The brain works in funny ways. When you’re half asleep, and only your subconscious is active, your brain gets flooded with brilliant ideas. But when you try to pen it down the next day, you hardly remember a fraction of the ideas that came pouring into your head like there was no tomorrow, quite literally. A large portion of those absolutely fantastic thoughts (if I say so myself) don’t get to see broad daylight. It’s almost like your mind closes itself up when you’re awake and opens itself out when you’re sleeping. Perhaps the teachers should stop complaining if people are sleeping in the class. It looks like our brains might be more receptive when we’re half asleep. Also, on a more serious note, maybe that is why, sometimes, your dreams can be the most fantastic things that can happen to you.
Speaking of closed minds, I’ll get down to writing what I really wanted to write about. Being a part of law school gives me a lot of opportunities, one being studying areas I am interested in, albeit in a legal perspective. I now have subjects that allow me to think about homosexuality, as an area of study. By study, I do not mean study the habits of the homosexual people as though they were a different species. For, after all, they are also human and their habits are not going to vary largely or, for that matter, at all from the rest of ours. No, when I say study, I mean study the psychology and the reactions of the other members of the society.
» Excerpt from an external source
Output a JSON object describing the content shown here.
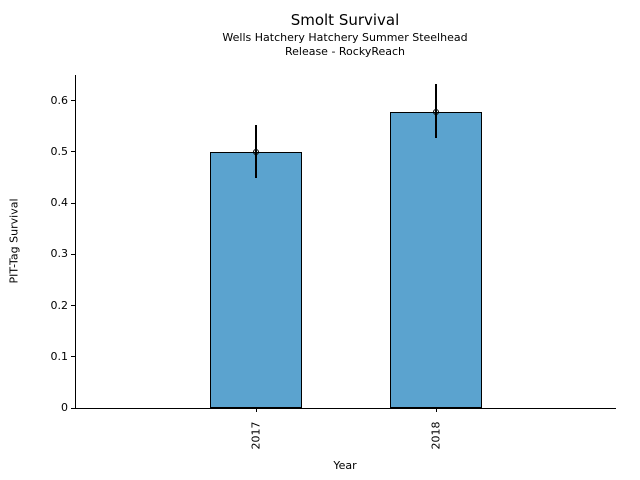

My interest is not a result of the one year spent in law school. I may have led a fairly sheltered life, but that did not stop my mother from talking to me about the realities of life. I must have been 14 or 15 when the whole issue of Sec 377 cropped up, through the Naz Foundation case. Where my friends’ mothers sent them into their rooms and refused to let them watch what was happening, my mother let me sit next to her and watch the whole drama unfold, and even explained some things to me when the need arose. I was strangely affected to see how much opposition the LGBT community faced from the present day society. I heard stories of families breaking, people being uprooted, being ostracized by society and all because of something they could not help. Since then, I have been “straight for LGBT rights”, a term ‘straight’ people use when they want to show support. I have been a closet supporter, because of the society’s expectations from its members. Whenever someone said something against the LGBT community, I would very quietly tell them that they were mistaken, but not more, because I kept thinking I would be mocked at and ridiculed by society because I did not follow their beliefs of what was right and what was wrong. To put it simply, I was scared.
What changed this was not one event, but a series of events. For one, my family never thrust their views on me. I was always encouraged to think for myself and, as I grew older, I started realizing that having an opinion that did not conform to the majority’s views was not wrong. On facebook, I saw that a friend of mine was part of a facebook group called “Wipeout Homophobia on Facebook”, and that must have been the final turning point. She was a senior from school, and I thought if she could do it, why couldn’t I? I’ve become more vocal in my support since becoming a part of the group. Through that group, I've read so many stories, some sad, some happy, some heart-breaking, some heart-warming, and some outright ridiculous. The page has also given me an inkling of what arguments people give when they want to put down the community.
One of the most common arguments I have across is that “it is immoral”, an argument that gained teeth when Devlin posted his views on the Wolfendon committee report (people not of the legal profession, please bear with me). But what is morality? What is moral for you may not be moral for me? What is moral today may not be moral tomorrow. Morality keeps changing. Certain things always remain the way they are; only our perceptions of them change. Let me give you an analogy. Some centuries ago, people thought that the Earth was in the centre of the Solar System, and refused to listen to the voice of logic and science. Why? Because that is what they had been thought, had grown up thinking and suddenly changing the way they imagined their universe, because of one ‘lunatic’, was overwhelming. Also, it boosted their egos to think that everything, quite literally, revolved around them. So does this mean that the Earth was the centre of the solar system, and then suddenly changed positions when we ‘learnt’ about it? No, the truth always remained the truth, only our idea about it changed.
Also, what the majority of the people think has to be right, right? For this I tell you, imagine a room with four rapists and one woman. For that room, morals, as we see it, do not exist. So does that mean that rape is right?
Another common argument is that homosexuality is unnatural. No it is not. My statement is backed by science. Science has proved to us that being a member of the LGBT community is not their way of being perverse, they just cannot help it. It is naturally occurring, and they have no choice. In fact a study has showed to us that 40% of the dolphin population is gay. You do not see them ostracizing the gay dolphins, or conducting scientific experiments on them. We humans can become such a nasty race at times, I tell you. I don’t understand how it affects you when it does not affect you.
I am going into law here when I tell you that homosexuals are protected under Articles 14 and 21, namely the Right to Equality and the Right to Life. The Right to Life granted by the constitution of India does not mean living a vegetable existence. It means living a life of dignity and every person, regardless of whether he is a citizen or not, has the right to be treated equally in the country. Aren’t homosexuals people, regardless of their sexuality? And isn’t it just the correct thing to do to give them their due?
Live and let live, because otherwise life is not worth living.